Reis paid $21.5k in 2017 for high-efficiency furnace and air conditioning units. Five years later, on Oct. 22, he discovered during an annual inspection that the furnace the company had contracted to replace was never changed. He ended up out the full payment while the promised replacement never happened — the discovery at that inspection is the detail that sticks.

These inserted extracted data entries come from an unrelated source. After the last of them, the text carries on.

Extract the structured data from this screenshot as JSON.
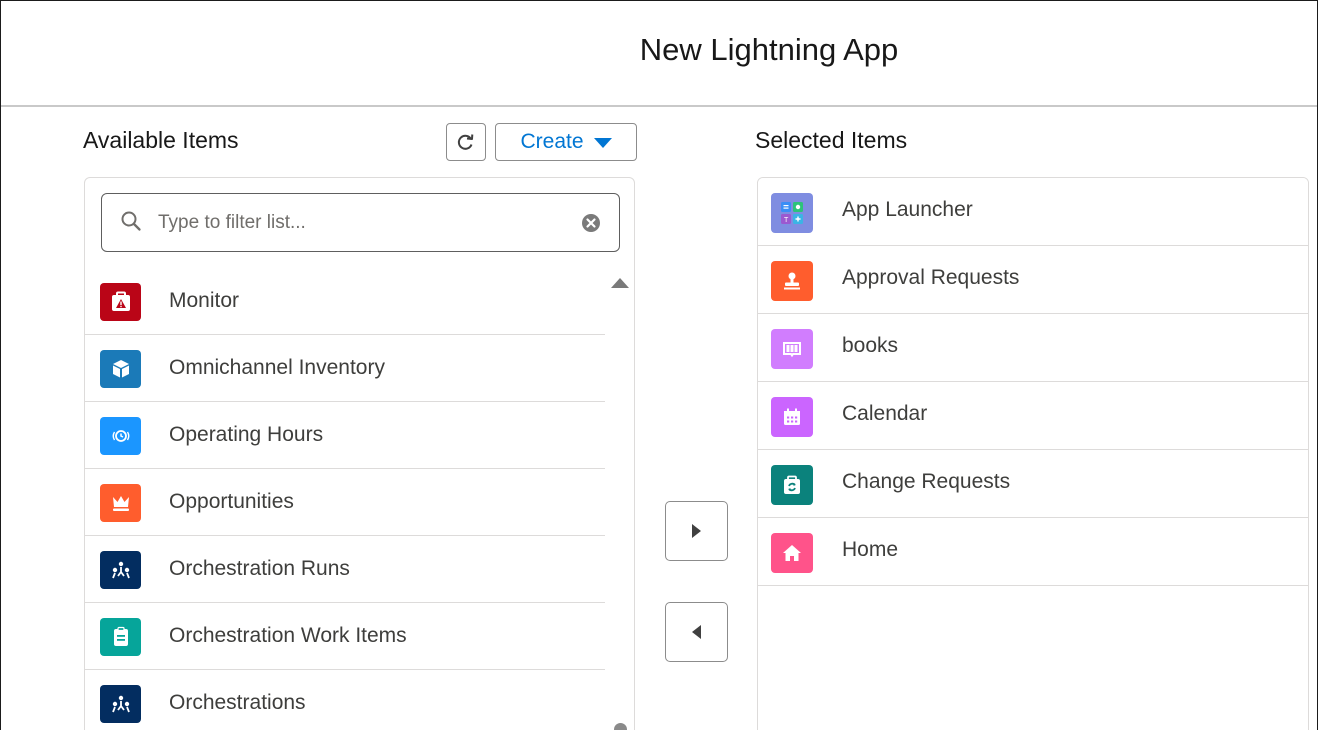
{
  "modal": {
    "title": "New Lightning App"
  },
  "available": {
    "label": "Available Items",
    "create_label": "Create",
    "search": {
      "placeholder": "Type to filter list...",
      "value": ""
    },
    "items": [
      {
        "label": "Monitor",
        "icon": "monitor-icon",
        "color": "#ba0517"
      },
      {
        "label": "Omnichannel Inventory",
        "icon": "cube-icon",
        "color": "#1b7ab8"
      },
      {
        "label": "Operating Hours",
        "icon": "clock-icon",
        "color": "#1b96ff"
      },
      {
        "label": "Opportunities",
        "icon": "crown-icon",
        "color": "#ff5d2d"
      },
      {
        "label": "Orchestration Runs",
        "icon": "orchestration-icon",
        "color": "#032d60"
      },
      {
        "label": "Orchestration Work Items",
        "icon": "clipboard-icon",
        "color": "#06a59a"
      },
      {
        "label": "Orchestrations",
        "icon": "orchestration-icon",
        "color": "#032d60"
      }
    ]
  },
  "selected": {
    "label": "Selected Items",
    "items": [
      {
        "label": "App Launcher",
        "icon": "app-launcher-icon",
        "color": "#7f8de1"
      },
      {
        "label": "Approval Requests",
        "icon": "approval-stamp-icon",
        "color": "#ff5d2d"
      },
      {
        "label": "books",
        "icon": "book-icon",
        "color": "#d17dfe"
      },
      {
        "label": "Calendar",
        "icon": "calendar-icon",
        "color": "#cb65ff"
      },
      {
        "label": "Change Requests",
        "icon": "change-request-icon",
        "color": "#0b827c"
      },
      {
        "label": "Home",
        "icon": "home-icon",
        "color": "#ff538a"
      }
    ]
  }
}
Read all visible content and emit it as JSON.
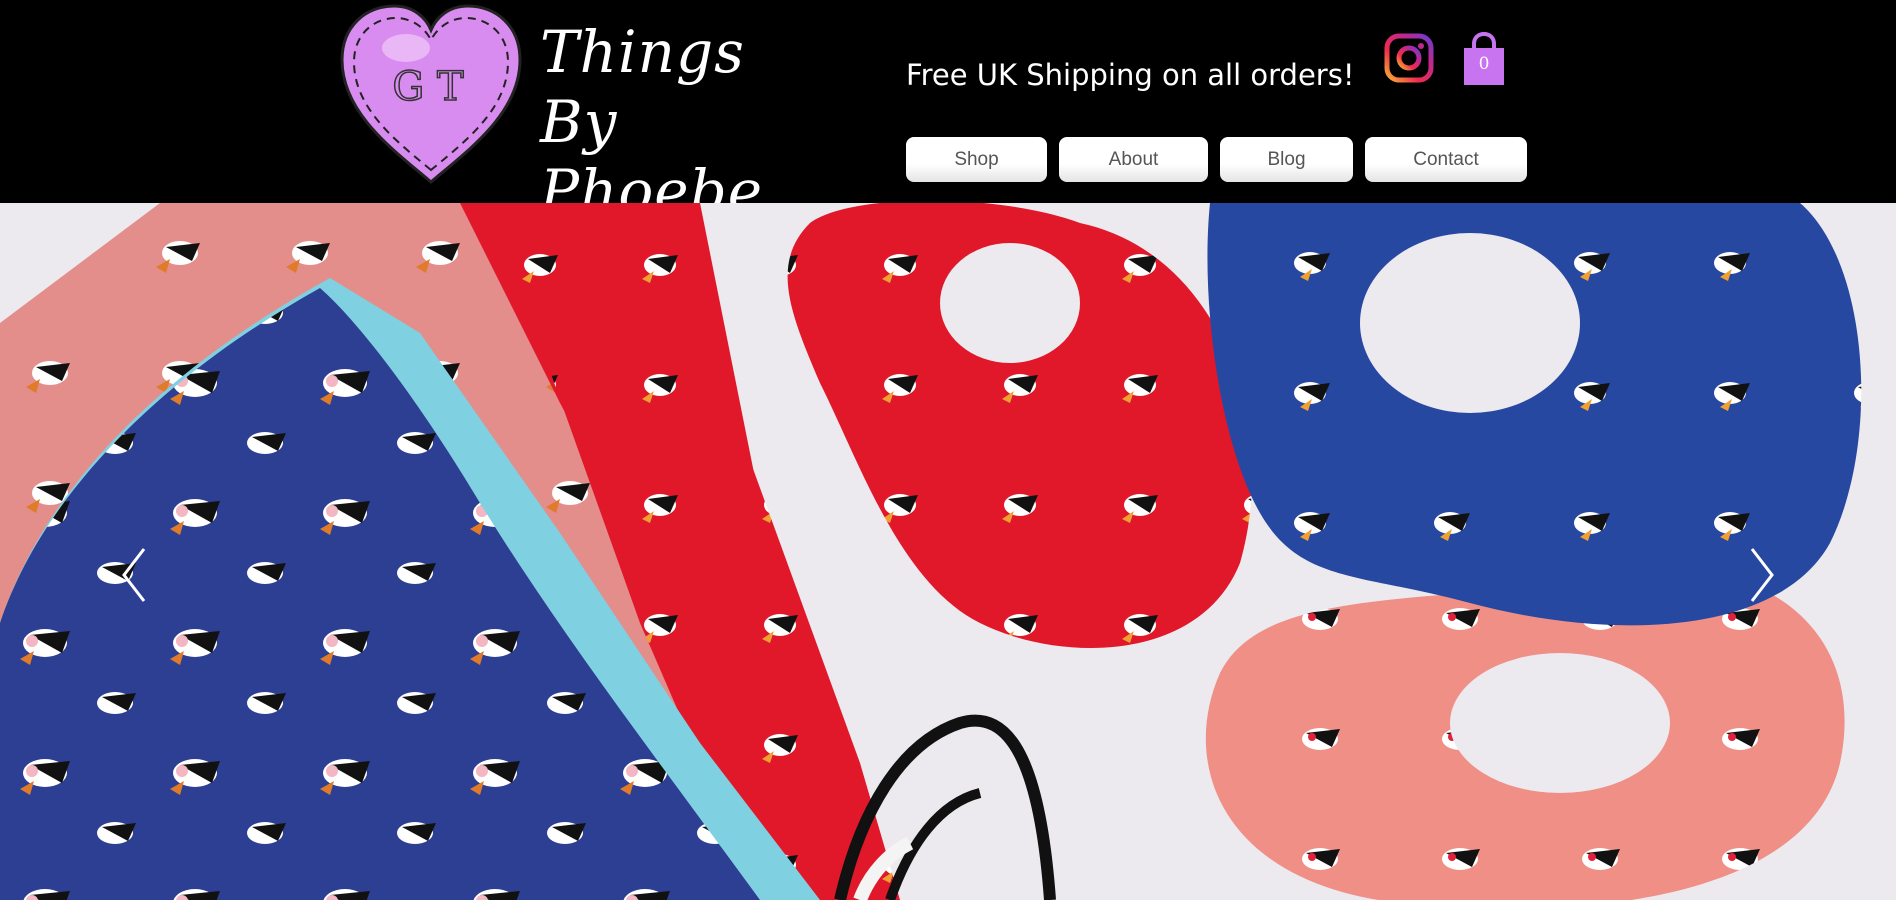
{
  "brand": {
    "line1": "Things By",
    "line2": "Phoebe",
    "logo_initials": "G T"
  },
  "header": {
    "shipping_text": "Free UK Shipping on all orders!"
  },
  "social": {
    "instagram_icon": "instagram-icon"
  },
  "cart": {
    "icon": "shopping-bag-icon",
    "count": "0",
    "accent_color": "#c874f0"
  },
  "nav": {
    "items": [
      {
        "label": "Shop"
      },
      {
        "label": "About"
      },
      {
        "label": "Blog"
      },
      {
        "label": "Contact"
      }
    ]
  },
  "slideshow": {
    "prev_icon": "chevron-left-icon",
    "next_icon": "chevron-right-icon",
    "image": "puffin print face masks and scrunchies"
  },
  "colors": {
    "header_bg": "#000000",
    "logo_heart": "#d98cf0",
    "mask_blue": "#2c3f93",
    "mask_pink": "#e48e8c",
    "mask_red": "#e0182a",
    "scrunchie_blue": "#2748a1",
    "scrunchie_pink": "#ef8f86"
  }
}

Tom H., a Bay Area homeowner installing solar panels, searched tirelessly for a company that balanced a competitive price with a smooth customer experience. He jumped through hoops comparing options until he found True Renewable Energy, which rose above the rest by staying consistently communicative — walking him through what to expect at each step and then delivering on that timeline. The thing that stuck with him was the clear, plain explanation of the process and the follow-through, so the installation felt predictable instead of chaotic.
Vicente hired True Renewable Energy a year ago to install a $75,000 solar system on his commercial property in Oakland. He ended up with equipment that never worked for a single day. He phoned John Garcia, the VP, and Mike Hashimi, the President, more than 30 times; neither executive returned a call. John had been his best friend and promised everything until the company collected the payment; after that, the relationship went radio silent. Now he accuses the company of fraud and faces losing the property in November because the system never produced power and he hasn’t received the promised support. The striking detail here: a paid, commercial-grade installation that never functioned and top executives who stopped answering calls, leaving him on the brink of foreclosure.
Marian J. started with a consultation that felt respectful but quickly discovered the salesperson pushing extra services she didn’t want. She held firm and chose only new windows and a solar battery that fit her budget. The windows installation got scheduled and she paid, but the solar battery never received a booking. She left several messages and kept waiting for a callback; no one has returned her calls and the battery remains unpaid-for in terms of installation. The standout problem for her: she paid for the battery-related work but still has no installation date and no return calls from the company.
Long-term satisfaction for True Renewable Energy drops to 1.0 ★ compared to early reviews. This decline is worse than 75% of installers we looked at.
Long-term reviews carry the most weight in our methodology because they are most representative of what you should be paying for: a system that will perform for years.